Fistful of steel

Once and awhile I need people to just be human. Yesterday I needed some room for a lane change, and I got the sound of an accelerating engine and a blast on the horn. It should end there, but I am dumb. As he zoomed past I looked over to check for any further information that the driver might have wanted to convey. The big maroon SUV’s window rolled down, and I got the finger and some expletives which were intended to explain his anger. I returned with a volley of filth hoping to convey my feelings about the situation. In the world of winning and losing I know how the situation will end everytime. He wins.
Why did he win? Because I let him get to me. I should have never looked over, and I should have never said a word. Did I think I was going to change how he felt about the situation? About cyclists’ rights? About my safety? About his mother? Looking back now I realize I just helped fill the big happy pool of anger we all swim in.
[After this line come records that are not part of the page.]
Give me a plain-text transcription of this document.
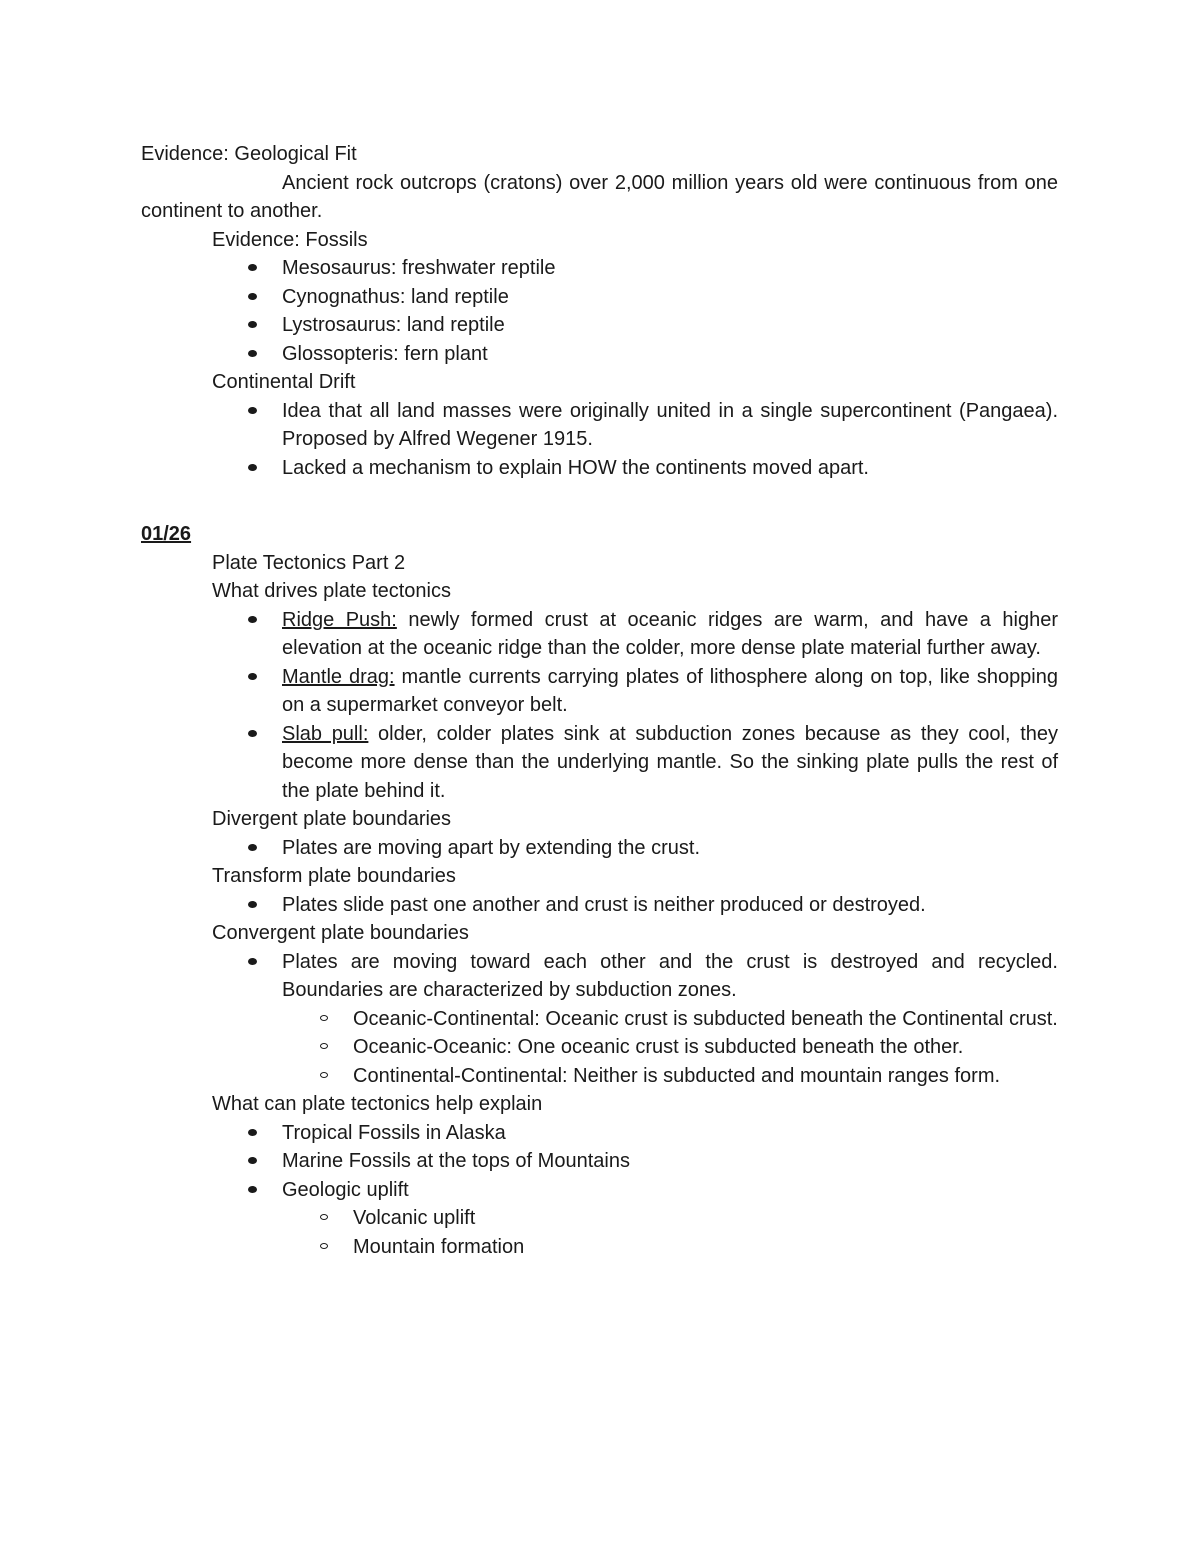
Evidence: Geological Fit

Ancient rock outcrops (cratons) over 2,000 million years old were continuous from one continent to another.

Evidence: Fossils

Mesosaurus: freshwater reptile
Cynognathus: land reptile
Lystrosaurus: land reptile
Glossopteris: fern plant

Continental Drift

Idea that all land masses were originally united in a single supercontinent (Pangaea). Proposed by Alfred Wegener 1915.
Lacked a mechanism to explain HOW the continents moved apart.

01/26

Plate Tectonics Part 2

What drives plate tectonics

Ridge Push: newly formed crust at oceanic ridges are warm, and have a higher elevation at the oceanic ridge than the colder, more dense plate material further away.
Mantle drag: mantle currents carrying plates of lithosphere along on top, like shopping on a supermarket conveyor belt.
Slab pull: older, colder plates sink at subduction zones because as they cool, they become more dense than the underlying mantle. So the sinking plate pulls the rest of the plate behind it.

Divergent plate boundaries

Plates are moving apart by extending the crust.

Transform plate boundaries

Plates slide past one another and crust is neither produced or destroyed.

Convergent plate boundaries

Plates are moving toward each other and the crust is destroyed and recycled. Boundaries are characterized by subduction zones.
Oceanic-Continental: Oceanic crust is subducted beneath the Continental crust.
Oceanic-Oceanic: One oceanic crust is subducted beneath the other.
Continental-Continental: Neither is subducted and mountain ranges form.

What can plate tectonics help explain

Tropical Fossils in Alaska
Marine Fossils at the tops of Mountains
Geologic uplift
Volcanic uplift
Mountain formation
It’s my fault. I slipped into a funk yesterday, and I didn’t get out in time. When that man decided he wanted to be a part of my day I was ready to let off some steam. I took out my unhappiness on him. Neither of us were really in the right, nobody’s life was in danger, and nobody got hurt. Not a reason to piss on someone’s parade for sure. I wish I could apologize for my behavior. My actions were pointless, and in the end my anger only hurt me. I need to save all that extra energy for next season.

“Calm down buddy, or I’m gonna kick your ass.”